A few notable examples of init systems include OpenRC and Systemd, which are both widely used in various Linux distributions.
Containers are different from virtualization in that they don’t have a separate kernel. Every container runs on the same Linux kernel, and uses features in the kernel itself to achieve separation. This has been explained in great detail in my previous article.
When a container starts, the Linux kernel simulates a new environment, where it gives the newly started process a virtual process ID 1, its own network stack and even its own virtual or physical disk. This means that running containers can be much more efficient than a fully virtualized environment, since the container only requires minimal amounts of system resources for the parts of the Linux kernel that are run for the purposes of separation. You could, in fact, run thousands of containers on a single commodity machine.

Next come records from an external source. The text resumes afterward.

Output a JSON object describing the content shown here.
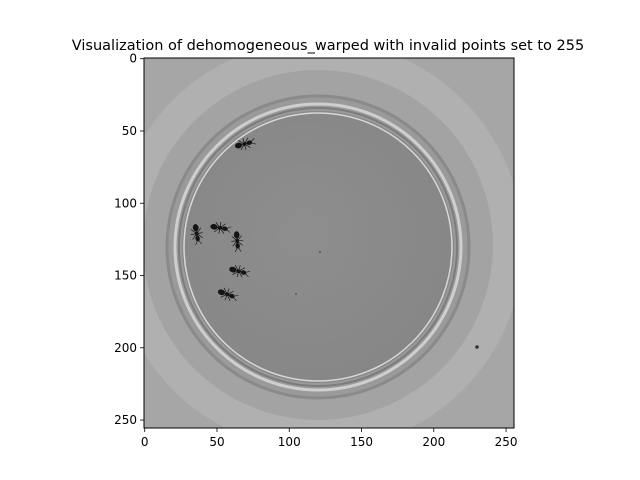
{
  "chart_data": {
    "type": "heatmap",
    "title": "Visualization of dehomogeneous_warped with invalid points set to 255",
    "xlabel": "",
    "ylabel": "",
    "xlim": [
      -0.5,
      255.5
    ],
    "ylim": [
      255.5,
      -0.5
    ],
    "x_ticks": [
      0,
      50,
      100,
      150,
      200,
      250
    ],
    "y_ticks": [
      0,
      50,
      100,
      150,
      200,
      250
    ],
    "colormap": "gray",
    "grid": false,
    "legend": "none",
    "image_description_colors": {
      "background_ring": "#b4b4b4",
      "outer_area": "#a8a8a8",
      "dish_interior": "#8c8c8c",
      "rim_light": "#d2d2d2",
      "rim_dark": "#7a7a7a",
      "ant": "#141414"
    },
    "ants_data_units": [
      {
        "x": 69,
        "y": 59,
        "angle": -15
      },
      {
        "x": 36,
        "y": 121,
        "angle": 80
      },
      {
        "x": 52,
        "y": 117,
        "angle": 10
      },
      {
        "x": 64,
        "y": 126,
        "angle": 85
      },
      {
        "x": 65,
        "y": 147,
        "angle": 15
      },
      {
        "x": 57,
        "y": 163,
        "angle": 20
      }
    ]
  }
}
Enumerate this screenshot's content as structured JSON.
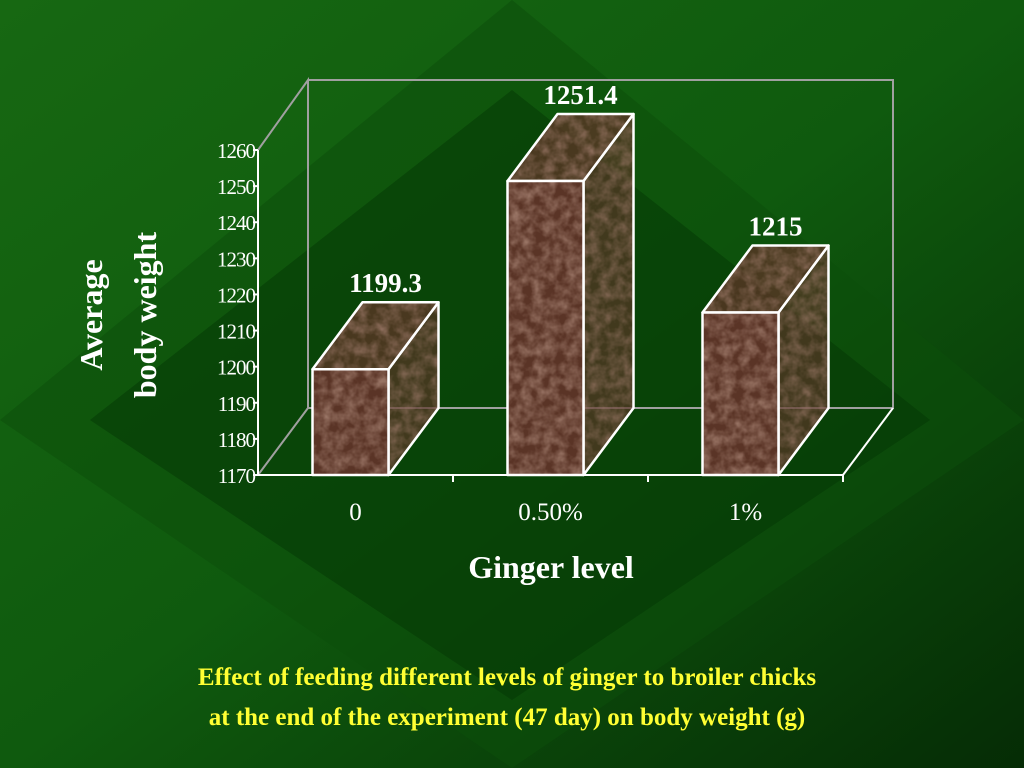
{
  "chart_data": {
    "type": "bar",
    "style": "3d-column",
    "categories": [
      "0",
      "0.50%",
      "1%"
    ],
    "values": [
      1199.3,
      1251.4,
      1215
    ],
    "data_labels": [
      "1199.3",
      "1251.4",
      "1215"
    ],
    "xlabel": "Ginger level",
    "ylabel_lines": [
      "Average",
      "body weight"
    ],
    "ylim": [
      1170,
      1260
    ],
    "yticks": [
      1170,
      1180,
      1190,
      1200,
      1210,
      1220,
      1230,
      1240,
      1250,
      1260
    ],
    "grid": false,
    "legend": "none",
    "colors": {
      "bar": "#5a3426",
      "outline": "#ffffff",
      "axis": "#ffffff",
      "wall": "#a0a0a0"
    }
  },
  "caption": {
    "line1": "Effect of feeding different levels of ginger to broiler chicks",
    "line2": "at the end of the experiment (47 day) on body weight (g)",
    "color": "#ffff33"
  },
  "background": {
    "primary": "#1a6a12",
    "dark": "#022802"
  }
}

Naturally, you could use this level of separation to run a full Linux user space system, including your average set of tools, such as a syslog server, a webserver, etc. This is what LXC does, for example.
Note that some software does require exclusive hardware control and cannot be separated out, so you will have trouble running:
- systemd (the init system)
- a full graphical environment on your video card
However, running a full Linux environment for every container is a bit wasteful, since most programs started in a container tend to be rather self-contained and don’t require a great deal of tooling. So instead the world has moved in the direction of Docker, where you would build a minimal Linux environment and start only the program you intend to run as your init program.

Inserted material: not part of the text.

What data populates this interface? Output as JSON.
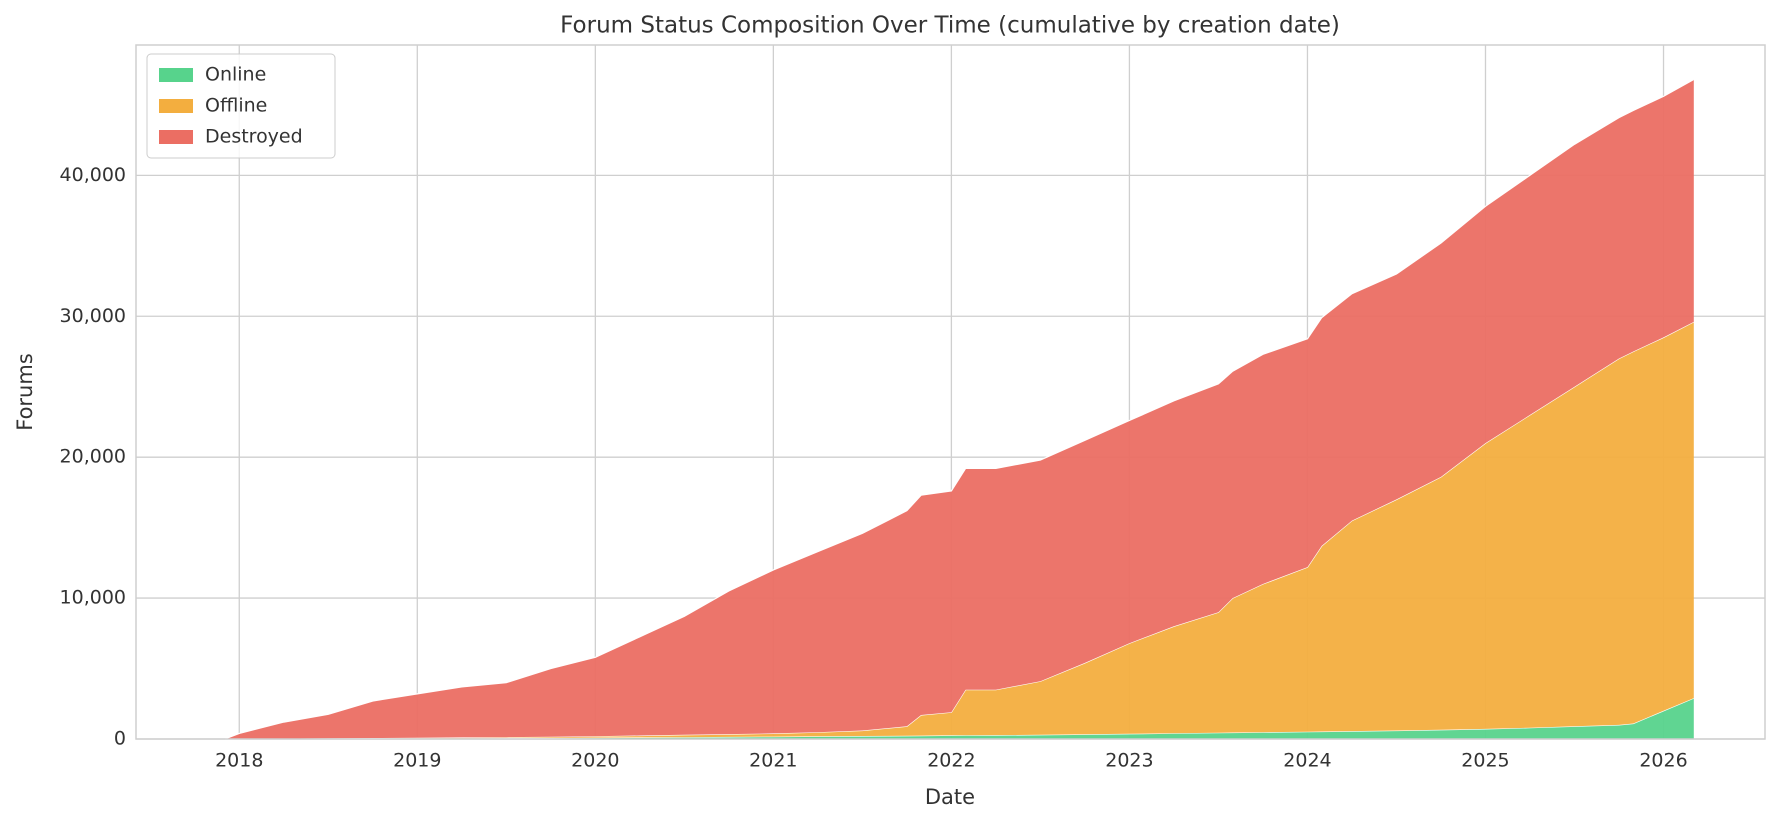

However, if you want to run more than one program inside a container, you need to be careful since your init program then needs to fulfill the obligations outlined above.
Danger: shell scripts are tricky to get right as init programs. Instead, you should use something like supervisord if you need to run multiple applications in your container. The rkt container runtime has a workaround for this, but it’s not without its drawbacks.

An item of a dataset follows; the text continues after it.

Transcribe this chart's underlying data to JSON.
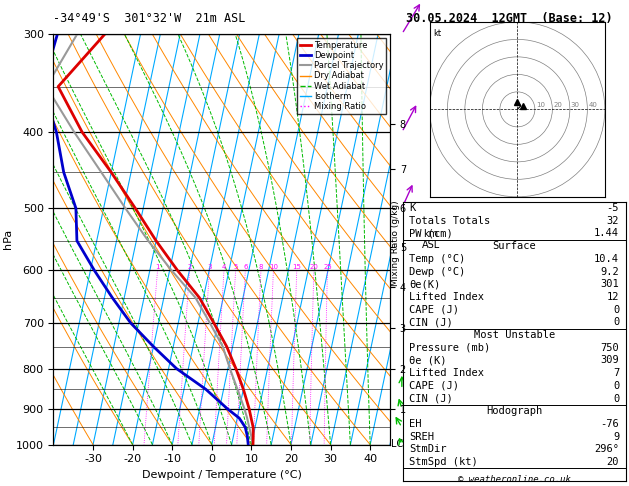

In all cases, your program must handle signals correctly. (So it must stop if it receives a
SIGTERM, for example.)
Danger: if your programs does not handle signals correctly, it will be killed without the ability to shut down properly when the container is stopped.
Docker on other systems
So far we have only talked about containers running on Linux systems. Docker, however, supports other systems like Windows or MacOS as well. On these systems you don’t get the benefit of having a shared Linux kernel, instead every container is run on a full virtualization environment (HyperV, VirtualBox). This also means that some features are not available.
Building a container
Now that we know how the Linux system works, how do we build a container? First of all, we need a working Linux userspace. This will include some system libraries and possibly some tools. A very minimalistic environment could be achieved by using a chroot building toolkit that analyzes the library dependencies and puts everything into a folder.
We can then pack this folder into a .tar.gz achive, write an OCI-compliant container configuration file for it and
simply run it using
rkt. In other words, you could simply take an average Linux machine, copy everything
into a compressed archive, add a config file and run it in a container.
Note that this way of creating containers is not self-documenting, and not really replicable, so you shouldn’t do that. Instead, Docker gives us a much more advanced set of tools, where we can describe in a script how our container should be built. This not only gives us the option to test our build process, but also documents it at the same time.
However, that is the topic of our next article. Until then, stay tuned.
Recommended exercise: to better understand how Linux works, I would recommend installing a Gentoo Linux from the minimal CD/DVD. Since everything has to be done and compiled manually, it gives you a great insight into how Linux works under the hood.